Na razie to był pilotaż. Czekamy na wyniki badań podsumowujących prace Centrów, które najprawdopodobniej będą w kwietniu. Jestem po spotkaniu z ekspertami z najważniejszych polskich uczelni, którzy włączyli się w te badania. Są to uczeni m.in. z Akademii Pedagogiki Specjalnej, Uniwersytetu Śląskiego, KUL-u, i Uniwersytetu Adama Mickiewicza. Pozwala nam to na rzetelną ocenę tego projektu. Po tym spotkaniu wiem, że wiele rzeczy udało się wypracować , ale też wiele rzeczy jeszcze trzeba dopracować. Myślę, że znaczną część wyników pracy Centrów będziemy mogli wykorzystać w praktyce. O konkretach zapewne będziemy rozmawiać, gdy już będziemy mieli dostęp do pełnych wyników badań. Wkrótce rusza też druga edycja projektu, w ramach którego prowadzone są Centra.
Czy staną się one częścią systemu edukacji?
Taki jest cel. Dlatego, że szkoły specjalne, bo to one generalnie pełniły funkcje takich Centrów, mają ogromny potencjał, z którego powinny korzystać placówki ogólnodostępne. Tu muszę podkreślić, że nie jest prawdą, że tworzenie Centrów Wspierania Edukacji Włączającej miało służyć likwidacji szkół specjalnych. To koszmarny fake news.
Rzeczywiście, taka plotka powstała i dobrze się z nią w końcu rozprawić.
Centra służą wykorzystaniu potencjału pracujących w nich nauczycieli i pedagogów specjalnych. Nikt nie wie więcej o dzieciach z niepełnosprawnością niż oni. Sama pracowałam w specjalnym ośrodku szkolno-wychowawczym, zawsze będę powtarzać, że była tam naprawdę wspaniała i zaangażowana kadra, dla której praca z dziećmi z niepełnosprawnością jest sensem życia.
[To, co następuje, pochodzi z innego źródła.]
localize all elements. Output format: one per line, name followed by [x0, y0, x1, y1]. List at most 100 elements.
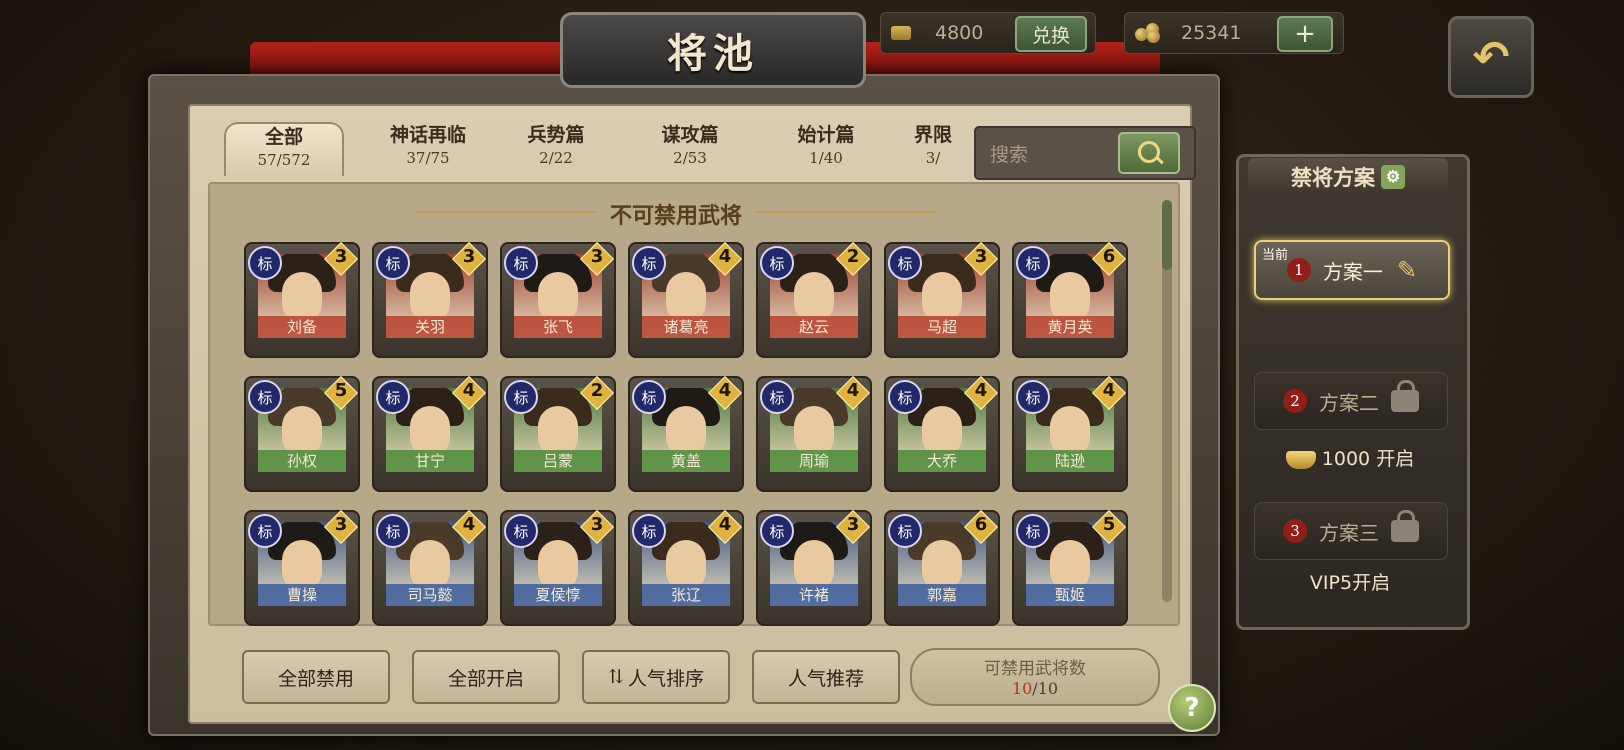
standard-badge: 标 — [1016, 514, 1050, 548]
general-name: 甄姬 — [1026, 584, 1114, 606]
general-card[interactable]: 吕蒙 标 2 — [500, 376, 616, 492]
standard-badge: 标 — [504, 246, 538, 280]
general-card[interactable]: 孙权 标 5 — [244, 376, 360, 492]
sort-popularity-button[interactable]: ⇅ 人气排序 — [582, 650, 730, 704]
exchange-button[interactable]: 兑换 — [1015, 16, 1087, 52]
standard-badge: 标 — [632, 514, 666, 548]
general-name: 郭嘉 — [898, 584, 986, 606]
general-name: 黄盖 — [642, 450, 730, 472]
general-name: 关羽 — [386, 316, 474, 338]
add-gold-button[interactable]: + — [1277, 16, 1333, 52]
general-card[interactable]: 赵云 标 2 — [756, 242, 872, 358]
general-card[interactable]: 郭嘉 标 6 — [884, 510, 1000, 626]
standard-badge: 标 — [760, 514, 794, 548]
lock-icon — [1391, 510, 1419, 542]
tab-bingshi[interactable]: 兵势篇 2/22 — [498, 122, 614, 174]
grid-scroll-thumb[interactable] — [1162, 200, 1172, 270]
coupon-counter: 4800 兑换 — [880, 12, 1096, 54]
lock-icon — [1391, 380, 1419, 412]
tab-jiexian[interactable]: 界限 3/ — [900, 122, 966, 174]
rarity-badge: 3 — [836, 510, 870, 544]
rarity-badge: 2 — [836, 242, 870, 276]
search-input[interactable]: 搜索 — [990, 140, 1028, 167]
help-button[interactable]: ? — [1168, 684, 1216, 732]
tab-all[interactable]: 全部 57/572 — [224, 122, 344, 176]
rarity-badge: 4 — [452, 510, 486, 544]
general-name: 张辽 — [642, 584, 730, 606]
ban-quota: 可禁用武将数 10/10 — [910, 648, 1160, 706]
general-name: 赵云 — [770, 316, 858, 338]
recommend-button[interactable]: 人气推荐 — [752, 650, 900, 704]
general-card[interactable]: 周瑜 标 4 — [756, 376, 872, 492]
coupon-icon — [891, 26, 911, 40]
rarity-badge: 3 — [964, 242, 998, 276]
back-arrow-icon: ↶ — [1472, 31, 1510, 83]
standard-badge: 标 — [504, 514, 538, 548]
page-title: 将池 — [560, 12, 866, 88]
rarity-badge: 5 — [1092, 510, 1126, 544]
gear-icon[interactable]: ⚙ — [1381, 165, 1405, 189]
search-icon — [1138, 141, 1160, 163]
search-box[interactable]: 搜索 — [974, 126, 1196, 180]
standard-badge: 标 — [888, 514, 922, 548]
ban-all-button[interactable]: 全部禁用 — [242, 650, 390, 704]
current-tag: 当前 — [1262, 248, 1289, 263]
scheme-3[interactable]: 3 方案三 — [1254, 502, 1448, 560]
general-card[interactable]: 许褚 标 3 — [756, 510, 872, 626]
rarity-badge: 4 — [1092, 376, 1126, 410]
rarity-badge: 4 — [452, 376, 486, 410]
general-card[interactable]: 黄盖 标 4 — [628, 376, 744, 492]
general-card[interactable]: 张飞 标 3 — [500, 242, 616, 358]
quill-icon: ✎ — [1396, 256, 1418, 284]
general-name: 黄月英 — [1026, 316, 1114, 338]
standard-badge: 标 — [376, 246, 410, 280]
general-card[interactable]: 关羽 标 3 — [372, 242, 488, 358]
general-card[interactable]: 曹操 标 3 — [244, 510, 360, 626]
standard-badge: 标 — [376, 380, 410, 414]
tab-myth-return[interactable]: 神话再临 37/75 — [360, 122, 496, 174]
gold-coins-icon — [1135, 23, 1161, 43]
rarity-badge: 3 — [580, 242, 614, 276]
general-card[interactable]: 甘宁 标 4 — [372, 376, 488, 492]
rarity-badge: 3 — [324, 510, 358, 544]
rarity-badge: 3 — [452, 242, 486, 276]
general-card[interactable]: 黄月英 标 6 — [1012, 242, 1128, 358]
general-card[interactable]: 陆逊 标 4 — [1012, 376, 1128, 492]
general-card[interactable]: 张辽 标 4 — [628, 510, 744, 626]
tab-shiji[interactable]: 始计篇 1/40 — [768, 122, 884, 174]
standard-badge: 标 — [888, 380, 922, 414]
rarity-badge: 4 — [964, 376, 998, 410]
general-name: 许褚 — [770, 584, 858, 606]
standard-badge: 标 — [248, 246, 282, 280]
general-name: 周瑜 — [770, 450, 858, 472]
rarity-badge: 6 — [964, 510, 998, 544]
standard-badge: 标 — [248, 514, 282, 548]
rarity-badge: 4 — [708, 376, 742, 410]
general-name: 马超 — [898, 316, 986, 338]
rarity-badge: 4 — [836, 376, 870, 410]
standard-badge: 标 — [504, 380, 538, 414]
general-card[interactable]: 大乔 标 4 — [884, 376, 1000, 492]
search-button[interactable] — [1118, 132, 1180, 174]
general-card[interactable]: 马超 标 3 — [884, 242, 1000, 358]
back-button[interactable]: ↶ — [1448, 16, 1534, 98]
scheme-1[interactable]: 当前 1 方案一 ✎ — [1254, 240, 1450, 300]
standard-badge: 标 — [1016, 380, 1050, 414]
general-card[interactable]: 司马懿 标 4 — [372, 510, 488, 626]
general-card[interactable]: 甄姬 标 5 — [1012, 510, 1128, 626]
general-name: 陆逊 — [1026, 450, 1114, 472]
general-card[interactable]: 诸葛亮 标 4 — [628, 242, 744, 358]
general-card[interactable]: 刘备 标 3 — [244, 242, 360, 358]
standard-badge: 标 — [632, 380, 666, 414]
rarity-badge: 3 — [324, 242, 358, 276]
open-all-button[interactable]: 全部开启 — [412, 650, 560, 704]
general-name: 曹操 — [258, 584, 346, 606]
general-card[interactable]: 夏侯惇 标 3 — [500, 510, 616, 626]
general-name: 夏侯惇 — [514, 584, 602, 606]
general-name: 甘宁 — [386, 450, 474, 472]
rarity-badge: 4 — [708, 510, 742, 544]
gold-ingot-icon — [1285, 450, 1316, 469]
scheme-2[interactable]: 2 方案二 — [1254, 372, 1448, 430]
tab-mougong[interactable]: 谋攻篇 2/53 — [632, 122, 748, 174]
rarity-badge: 2 — [580, 376, 614, 410]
Ten potencjał my jako społeczeństwo musimy wykorzystać, bo niewykorzystanie go byłoby po prostu nieodpowiedzialne.
Czyli edukacja włączająca, to ma być taki system komplementarny, uwzględniający różne placówki. Bo ja od lat się zmagam z taką wizją, że edukacja włączająca będzie jakąś formą rewolucji w systemie, która przewróci wszystko do góry nogami?
Zdecydowanie nie wywróci. Edukacja włączająca musi postawić na nogi system edukacji. Nie możemy mieć do czynienia z sytuacjami, kiedy osoby ze spektrum autyzmu nie mogą uczyć się w szkołach ogólnodostępnych, ponieważ my im nie stwarzamy odpowiednich warunków. To często są osoby w normie intelektualnej, które wielokrotnie, ja teraz też to widzę, po prostu wybierają edukację domową, bo publiczne placówki nie stwarzają im odpowiednich warunków. Tak być nie może.
Sam znam historię chłopaka, który był świetnym uczniem, dopóki nie poszedł do dużej szkoły i nadmiar bodźców sprawiał, że całe przerwy spędzał w toalecie, bo to było jedyne ciche miejsce. Tymczasem są rozwiązania, które umożliwiłyby takim uczniom normalną naukę.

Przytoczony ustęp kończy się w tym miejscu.